The florist's China Aster has been evolved during the past eighty years by selection and cultivation from a beautiful Margueritelike composite - Callistephus hortensis - referred to at p. 14. There are now a very large number of varieties, amongst the most popular being those called "Chrysanthemum-flowered", "Comet" in dwarf (fig. 187) and tall forms, "Ostrich Plume", "Pseony-flowered", "Victoria", and several others. The flowers in some are as regular as in a decorative Dahlia, while in others, notably the Ostrich Plume and Chrysanthemum-flowerecl sections, the flower heads resemble those of Japanese Chrysanthemums.

As to colour, there is a great range of variation from the purest of whites to the deepest of blues and purples passing through rose, crimson, mauve, pink, salmon pink, lilac, violet, with intermediate shades. Yellow is a rare colour, and is only just beginning to appear, but is a long way from being perfect.

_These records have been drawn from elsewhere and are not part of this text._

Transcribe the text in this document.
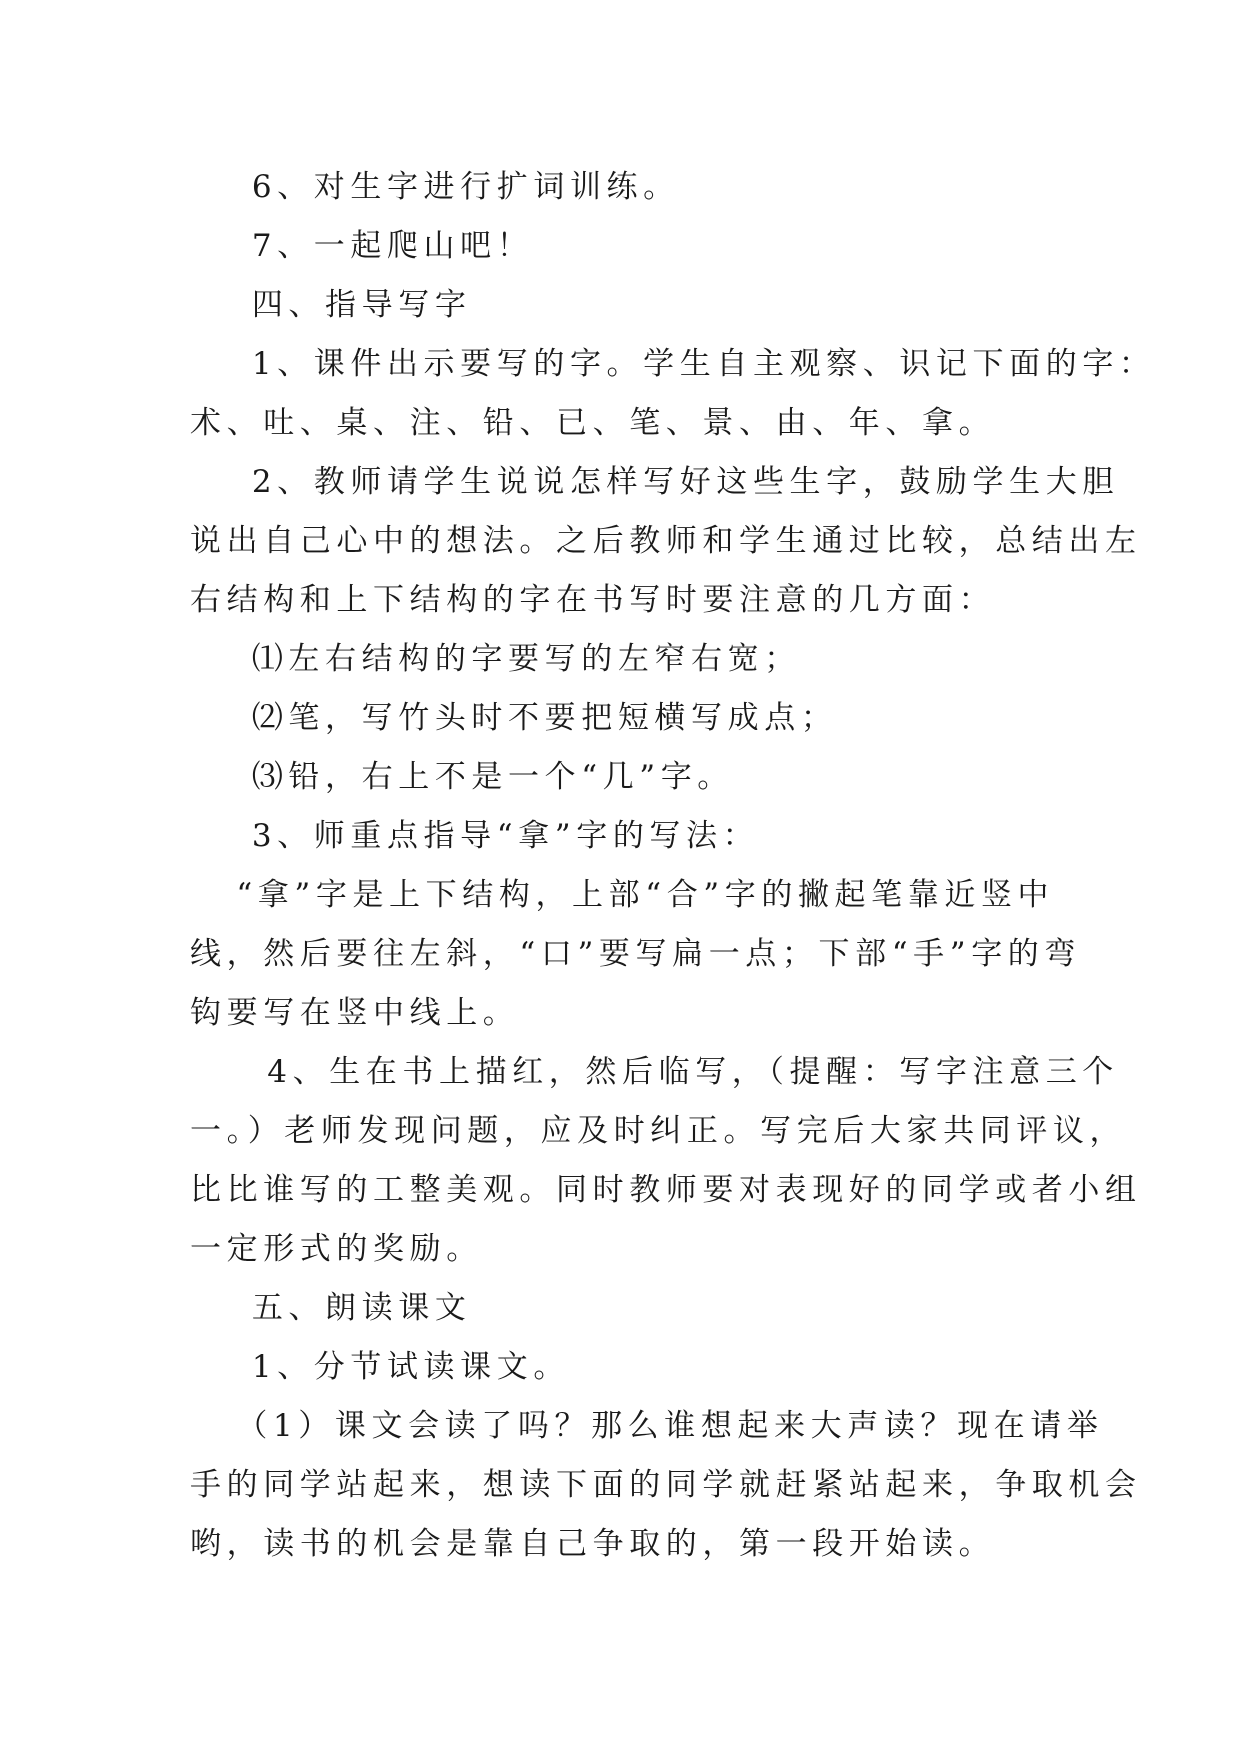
6、对生字进行扩词训练。
7、一起爬山吧！
四、指导写字
1、课件出示要写的字。学生自主观察、识记下面的字：
术、吐、桌、注、铅、已、笔、景、由、年、拿。
2、教师请学生说说怎样写好这些生字，鼓励学生大胆
说出自己心中的想法。之后教师和学生通过比较，总结出左
右结构和上下结构的字在书写时要注意的几方面：
⑴左右结构的字要写的左窄右宽；
⑵笔，写竹头时不要把短横写成点；
⑶铅，右上不是一个“几”字。
3、师重点指导“拿”字的写法：
“拿”字是上下结构，上部“合”字的撇起笔靠近竖中
线，然后要往左斜，“口”要写扁一点；下部“手”字的弯
钩要写在竖中线上。
4、生在书上描红，然后临写，（提醒：写字注意三个
一。）老师发现问题，应及时纠正。写完后大家共同评议，
比比谁写的工整美观。同时教师要对表现好的同学或者小组
一定形式的奖励。
五、朗读课文
1、分节试读课文。
（1）课文会读了吗？那么谁想起来大声读？现在请举
手的同学站起来，想读下面的同学就赶紧站起来，争取机会
哟，读书的机会是靠自己争取的，第一段开始读。
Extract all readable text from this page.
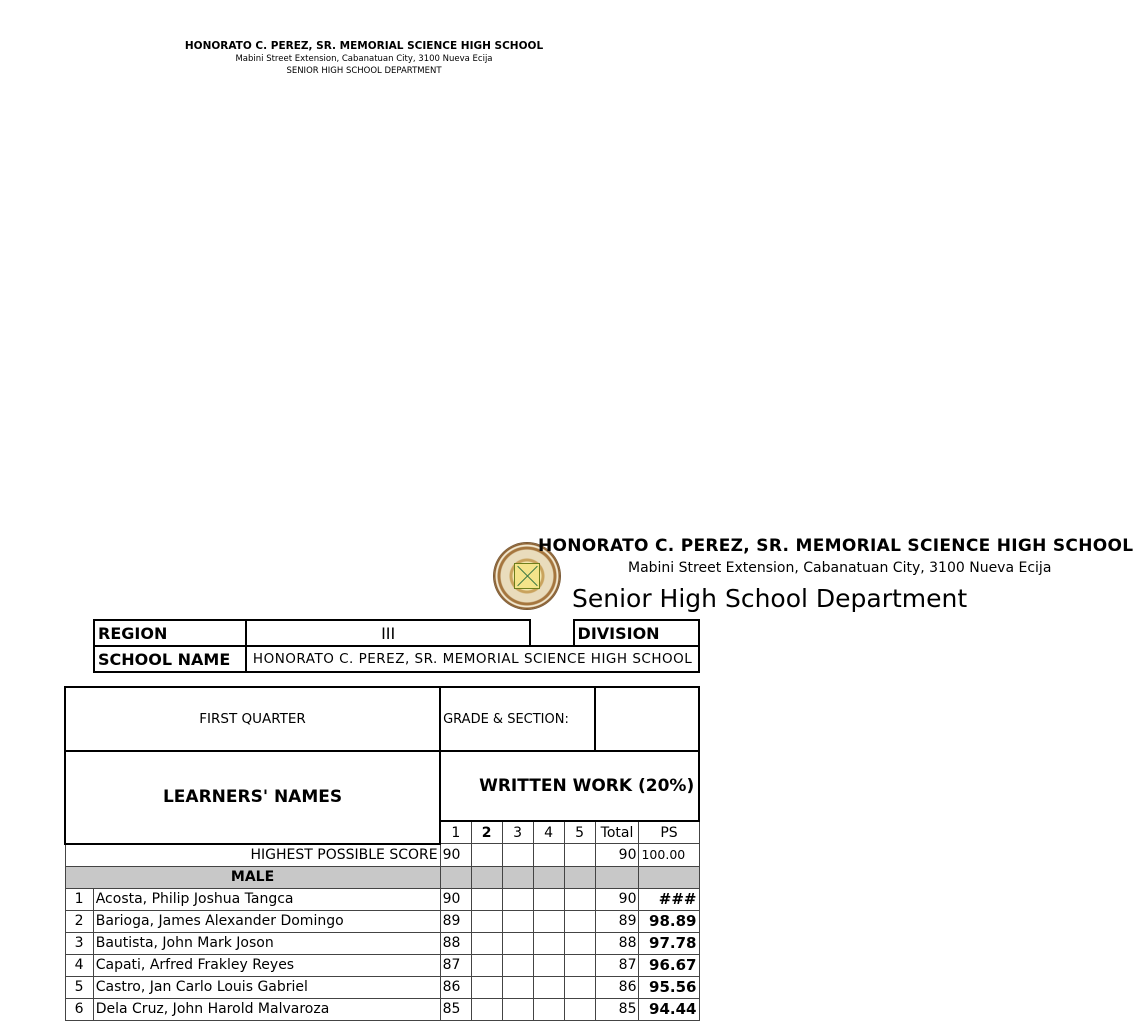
HONORATO C. PEREZ, SR. MEMORIAL SCIENCE HIGH SCHOOL
Mabini Street Extension, Cabanatuan City, 3100 Nueva Ecija
SENIOR HIGH SCHOOL DEPARTMENT
HONORATO C. PEREZ, SR. MEMORIAL SCIENCE HIGH SCHOOL
Mabini Street Extension, Cabanatuan City, 3100 Nueva Ecija
Senior High School Department
REGION	III		DIVISION
SCHOOL NAME	HONORATO C. PEREZ, SR. MEMORIAL SCIENCE HIGH SCHOOL		
FIRST QUARTER		GRADE & SECTION:						
LEARNERS' NAMES		WRITTEN WORK (20%)						
		1	2	3	4	5	Total	PS
HIGHEST POSSIBLE SCORE		90					90	100.00
MALE								
1	Acosta, Philip Joshua Tangca	90					90	###
2	Barioga, James Alexander Domingo	89					89	98.89
3	Bautista, John Mark Joson	88					88	97.78
4	Capati, Arfred Frakley Reyes	87					87	96.67
5	Castro, Jan Carlo Louis Gabriel	86					86	95.56
6	Dela Cruz, John Harold Malvaroza	85					85	94.44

China Asters are treated as half-hardy annuals. The seeds are sown thinly from February to April in shallow boxes in ordinary good rich gritty soil. They germinate in a few days in a temperature of 60° to'65° F. When large enough to handle easily, the seedlings are pricked out 2-3 in. apart in similar boxes and soil, and are hardened off to be ready for the great sales starting in April and finishing in June, for bedding-out purposes. Apart from this trade in the young plants, a good sale is also done with the plants in flower, and also in the cut blooms later on. The plants are placed in rows 6-9 in. apart in the open borders, or on ground that has already been cleared of Violas, Pansies, Daisies, etc, something like 80,000 plants going to an acre. The soil should be rich and deeply dug or trenched to ensure sweetness; otherwise the Aster disease may attack the plants and cripple them. Where cold frames are available after Violas, Pansies, or other dwarf crops, China Asters may be also planted in them, and will come into flower earlier with the protection of the lights at night. The hoe should be kept going between the plants regularly to keep down the weeds and insect pests, and also to liberate food and conserve the soil moisture - a most important consideration in hot rainless summers.